ASC confirmed that its parent company, Aon, did not purchase the capital stock of Hall when it purchased Hall’s operating assets in 1992. Absent a stock purchase, the right to receive a refund in the Subpart V crude oil refund proceeding can be transferred to a second party only when there is a sales agreement containing specific contractual language addressing the right to receive a crude oil refund. There is no such provision in the Asset Purchase Agreement submitted by ASC.

ASC has also submitted a statement from Prometheus Funding Corporation (f/k/a Frank B. Hall & Co., Inc.) (Prometheus) which asserts that ASC is, indeed, entitled to receive refund monies due to Hall despite the fact that the purchase included only the assets of the firm.(5) We do not believe this statement, written several years

after the asset purchase was completed, is sufficient to justify a departure from our usual standard. The OHA has stated that:

The OHA has a duty to identify injured persons and, to the extent possible, to make direct refunds to them. This duty arises from Section 209 of the Economic Stabilization Act of 1970, 12 U.S.C. § 1904, the Petroleum Overcharge Distribution and Restitution Act of 1986, 15 U.S.C. § 4502 (b) (PODRA), and Paragraph IV.B.1 of the Stripper Well Settlement Agreement.

Firestone Tire & Rubber Company, 21 DOE ¶ 85,396, at 89,172 (1991). In this case, we have determined that Hall was injured by the alleged crude oil price overcharges during the price control period. Although the assets of that company were later sold to Aon, neither Aon nor ASC suffered injury from the alleged overcharges. Purchasing the assets of a firm which suffered injury during the refund period does not entitle the purchaser to adopt the original firm’s status as an identified injured party.

Neither Aon nor ASC were injured by the alleged crude oil overcharges suffered by Hall during the refund period. The OHA has no statutory authority to grant a refund to a party that was not injured by the alleged overcharges; the fact that Aon, ASC and Hall (n/k/a Prometheus) agree that ASC is entitled to receive refund monies due to Hall is irrelevant. See Georgia Kraft Company, 25 DOE ¶ 85,075 (1995).

ASC has submitted nothing that would indicate that it is entitled to receive supplemental refund monies due to Hall. Accordingly, we will deny the Application for Supplemental Refund submitted by ASC.
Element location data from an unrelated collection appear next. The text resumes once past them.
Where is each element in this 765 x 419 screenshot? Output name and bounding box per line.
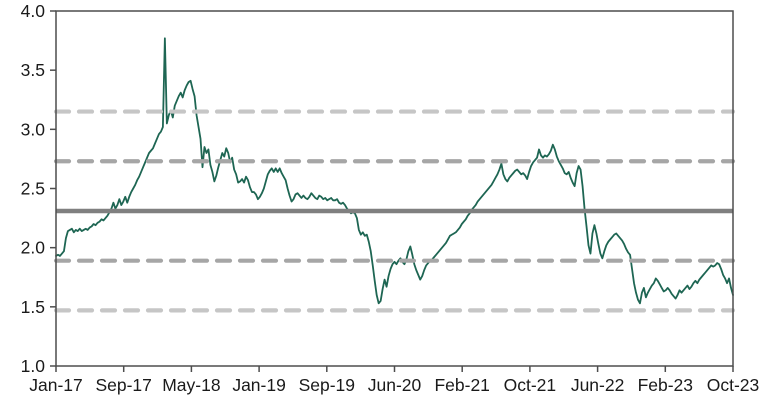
x-axis-label: Oct-23 xyxy=(707,375,760,395)
x-axis-label: Sep-17 xyxy=(95,375,151,395)
plot-border xyxy=(55,10,734,367)
y-axis-label: 2.0 xyxy=(21,238,46,258)
x-axis-label: Jan-19 xyxy=(232,375,286,395)
x-axis-label: Oct-21 xyxy=(504,375,557,395)
x-axis-label: Jan-17 xyxy=(29,375,83,395)
x-axis-label: Jun-20 xyxy=(368,375,422,395)
y-axis-label: 3.5 xyxy=(21,60,45,80)
x-axis-label: Jun-22 xyxy=(571,375,625,395)
x-axis-label: Feb-23 xyxy=(638,375,693,395)
y-axis-label: 2.5 xyxy=(21,179,45,199)
x-axis-label: Sep-19 xyxy=(299,375,355,395)
x-axis-label: Feb-21 xyxy=(434,375,489,395)
y-axis-label: 3.0 xyxy=(21,119,46,139)
y-axis-label: 4.0 xyxy=(21,1,46,21)
y-axis-label: 1.5 xyxy=(21,297,45,317)
y-axis-label: 1.0 xyxy=(21,356,46,376)
series-line xyxy=(55,37,734,305)
x-axis-label: May-18 xyxy=(162,375,220,395)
It Is Therefore Ordered That:

(1) The Application for Supplemental Refund filed by Aon Service Corporation, Case No. RK272-04387, is hereby denied.

(2) This is a final Order of the Department of Energy.

George B. Breznay

Director

Office of Hearings and Appeals

Date: June 18, 1997

(1) For information pertaining to the Supplemental Distribution of Subpart V Crude Oil Refund Monies, see State of Montana, et al., 25 DOE ¶ 85,059 (1995).

(2) See Application for Supplemental Refund filed by ASC on March 20, 1997, Case No. RK272-04387, by George Douglas of ASC.

(3)” See Asset Purchase Agreement between Frank B. Hall & Co., Inc. and Aon Corporation, dated July 24, 1992, submitted to the OHA by ASC on April 18, 1997.

(4) See Letter from Jerome S. Hanner, Senior Counsel of Aon, to Thomas L. Wieker, OHA Deputy Director, dated May 30, 1997.

(5) See Letter from Peter J. Dranginis, Jr., Senior Vice President and General Counsel of Prometheus Funding Corporation, to Thomas L. Wieker, OHA Deputy Director, dated March 13, 1997.